The problem is, that's just about all they do well, and the benefits simply don't outweigh the drawbacks (which are numerous) compared to an Android or iOS device. I still don't feel WP7/8 is on the radar. I honestly have never seen somebody with one. Ever. I've played with them at the store, and it seems slick, but again, doesn't offer anything compelling over Android or iOS once you add a few apps that mimic the time-saving features of Windows Phone.


RE: What?...
By jeffbui on 11/22/2012 5:39:21 AM , Rating: 2
My friend was arguing that his Blackberry is better for e-mail. We sat our phones side by side and had a third party e-mail us both at the same time. Guess what, the iPhone Gmail app received the push notification before the Blackberry did. I laughed about it because I thought the Blackberry would get it faster too.


RE: What?...
By drycrust3 on 11/22/2012 12:50:21 AM , Rating: 2
quote:
This wasn't even on the radar screen for everyone I knew that switched from Blackberry. They don't have a competitive device - plain and simple.

Not having ever owned a BB, my thinking is your are right. I think most people can accept a severe glitch or outage as long as it isn't a regular occurrence. Sure, there are people for whom the outage was the last straw, but in this case I don't think that was the primary reason, although it probably was a secondary consideration, because the NTSB have made the transition to Apple a year after the event.
From what is said in the article it appears reliability was an issue. I think one of the other factors prompting the move away from BB is the lack of an application library, and especially the ability to use "in house" apps.
I have heard that "in house" apps are a bit tricky on the iPhone, which, if true, is something Apple will need to sort out fairly soon (unless they want to be left behind) because this could really lock a company into an operating system (or encourage them to try a different one e.g. Android).


RE: What?...
By herrdoktor330 on 11/25/2012 10:43:22 AM , Rating: 2
I am (begrudgingly) a Blackberry user. I have a company provided phone with no choice of upgrades and no haggling on my part will allow for me to get an Android on the company plan. I've considered getting my own plan. But hey... free service is free service.

Anyway, my main grievance with BB is the lack of apps, notably free ones. When I had the first Google G1, I LOVED the fact there were tons of free apps and tons of handy pay apps. Blackberry's App World is a ghost town. And the apps that are there suck or don't work properly. I constantly have problems with Google Voice crashing, forcing a full phone reboot. This may be a "chicken or egg" conversation, but I think it would help immensely if RIM could encourage some strong app development on their platform.

The other issue on the table is that the hardware sucks. I have a 9930 and it's not bad. But the GPS works whenever it feels like.
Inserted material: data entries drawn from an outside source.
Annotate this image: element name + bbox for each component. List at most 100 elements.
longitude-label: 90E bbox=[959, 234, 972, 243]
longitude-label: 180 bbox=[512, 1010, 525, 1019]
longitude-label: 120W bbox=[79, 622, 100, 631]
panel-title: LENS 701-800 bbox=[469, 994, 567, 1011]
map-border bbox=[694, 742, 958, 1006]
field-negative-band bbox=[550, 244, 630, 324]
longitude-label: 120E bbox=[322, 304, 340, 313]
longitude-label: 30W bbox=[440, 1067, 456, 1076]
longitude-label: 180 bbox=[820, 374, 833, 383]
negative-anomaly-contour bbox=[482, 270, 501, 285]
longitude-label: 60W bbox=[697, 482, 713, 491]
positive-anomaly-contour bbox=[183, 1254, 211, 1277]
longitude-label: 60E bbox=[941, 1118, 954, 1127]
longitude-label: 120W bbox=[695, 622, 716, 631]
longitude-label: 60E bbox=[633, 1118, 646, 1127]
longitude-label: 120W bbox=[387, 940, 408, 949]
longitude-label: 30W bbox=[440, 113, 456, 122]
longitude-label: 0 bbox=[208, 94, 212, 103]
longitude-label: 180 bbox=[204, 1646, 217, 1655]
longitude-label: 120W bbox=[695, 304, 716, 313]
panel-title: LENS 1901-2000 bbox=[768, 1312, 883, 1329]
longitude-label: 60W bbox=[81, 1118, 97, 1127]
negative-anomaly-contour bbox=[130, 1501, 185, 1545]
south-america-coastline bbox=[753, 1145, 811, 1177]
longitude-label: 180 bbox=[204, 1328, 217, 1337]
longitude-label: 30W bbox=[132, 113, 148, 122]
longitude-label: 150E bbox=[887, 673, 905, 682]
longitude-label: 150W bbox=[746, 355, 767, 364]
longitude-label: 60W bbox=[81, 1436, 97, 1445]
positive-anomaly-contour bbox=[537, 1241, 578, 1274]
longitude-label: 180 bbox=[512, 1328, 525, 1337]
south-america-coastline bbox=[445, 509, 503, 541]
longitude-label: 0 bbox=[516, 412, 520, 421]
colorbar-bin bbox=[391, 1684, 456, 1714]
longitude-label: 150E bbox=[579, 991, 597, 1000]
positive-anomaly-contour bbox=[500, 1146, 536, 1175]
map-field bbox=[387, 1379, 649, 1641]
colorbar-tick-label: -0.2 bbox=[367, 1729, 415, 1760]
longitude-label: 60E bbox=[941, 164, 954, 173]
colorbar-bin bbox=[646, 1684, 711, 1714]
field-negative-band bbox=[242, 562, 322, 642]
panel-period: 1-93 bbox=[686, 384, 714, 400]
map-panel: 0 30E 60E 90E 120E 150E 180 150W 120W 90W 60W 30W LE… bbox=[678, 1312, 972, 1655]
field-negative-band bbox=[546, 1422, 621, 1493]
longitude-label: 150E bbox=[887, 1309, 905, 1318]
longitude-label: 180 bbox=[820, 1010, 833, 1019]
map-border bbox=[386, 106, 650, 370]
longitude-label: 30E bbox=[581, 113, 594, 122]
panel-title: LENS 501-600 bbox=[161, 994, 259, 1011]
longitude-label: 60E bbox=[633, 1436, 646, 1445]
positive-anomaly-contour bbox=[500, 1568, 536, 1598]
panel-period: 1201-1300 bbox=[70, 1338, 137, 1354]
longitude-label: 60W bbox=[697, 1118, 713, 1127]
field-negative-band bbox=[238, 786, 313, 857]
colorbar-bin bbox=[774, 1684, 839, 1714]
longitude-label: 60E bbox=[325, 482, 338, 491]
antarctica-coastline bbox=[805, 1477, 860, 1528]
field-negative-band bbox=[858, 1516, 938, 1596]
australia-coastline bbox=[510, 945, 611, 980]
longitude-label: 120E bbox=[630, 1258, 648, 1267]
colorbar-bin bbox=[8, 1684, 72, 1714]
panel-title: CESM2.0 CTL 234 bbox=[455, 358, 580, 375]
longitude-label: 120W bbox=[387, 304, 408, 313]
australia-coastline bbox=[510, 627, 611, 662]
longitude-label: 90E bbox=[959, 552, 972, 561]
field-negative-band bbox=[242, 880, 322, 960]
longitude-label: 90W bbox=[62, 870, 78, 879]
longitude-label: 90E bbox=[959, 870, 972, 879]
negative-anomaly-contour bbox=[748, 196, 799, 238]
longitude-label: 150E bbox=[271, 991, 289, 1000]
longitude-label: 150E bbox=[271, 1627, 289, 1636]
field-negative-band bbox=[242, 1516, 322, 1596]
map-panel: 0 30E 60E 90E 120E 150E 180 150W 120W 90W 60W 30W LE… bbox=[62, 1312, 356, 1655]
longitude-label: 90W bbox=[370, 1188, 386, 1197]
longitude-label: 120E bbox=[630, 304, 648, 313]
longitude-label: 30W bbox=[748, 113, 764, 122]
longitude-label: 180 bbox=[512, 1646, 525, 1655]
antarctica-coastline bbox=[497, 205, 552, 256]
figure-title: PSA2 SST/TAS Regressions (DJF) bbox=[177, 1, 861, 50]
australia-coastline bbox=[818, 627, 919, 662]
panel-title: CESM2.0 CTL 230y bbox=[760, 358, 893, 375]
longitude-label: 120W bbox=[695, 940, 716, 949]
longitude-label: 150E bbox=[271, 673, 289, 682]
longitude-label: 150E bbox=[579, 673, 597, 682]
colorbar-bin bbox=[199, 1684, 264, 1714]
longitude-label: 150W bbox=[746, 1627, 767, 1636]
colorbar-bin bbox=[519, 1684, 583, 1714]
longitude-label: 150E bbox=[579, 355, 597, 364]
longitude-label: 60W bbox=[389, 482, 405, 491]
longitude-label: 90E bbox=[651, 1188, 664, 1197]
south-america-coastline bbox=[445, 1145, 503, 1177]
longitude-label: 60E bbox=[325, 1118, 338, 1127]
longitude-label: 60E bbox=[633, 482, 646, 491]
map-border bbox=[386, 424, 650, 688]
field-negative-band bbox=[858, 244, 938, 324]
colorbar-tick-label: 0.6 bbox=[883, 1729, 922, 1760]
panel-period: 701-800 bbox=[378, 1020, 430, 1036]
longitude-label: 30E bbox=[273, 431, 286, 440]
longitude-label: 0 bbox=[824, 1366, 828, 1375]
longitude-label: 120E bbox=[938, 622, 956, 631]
The lock button doesn't seem to be as functional as it could be. And I don't get why they can't make a better "Slider" model so the keypad (which I do prefer over touchscreen keyboards) doesn't get bumped around in my pocket. And while we're at it, the camera could be better. Oh yeah... and this is the current BB model and no 4G/LTE.

Just thought I'd contribute to the dialog since I have experience with these dang things. One side note though: a smart phone is a smart phone. For all of my general dislike of some aspects of my BB, it does do what it's made for. It plays videos, music, YouTube, accesses WiFi networks, texts, and makes and receives phone calls. In the grand scheme of things, the logo on the back of the phone is inconsequential assuming you have those basic things covered.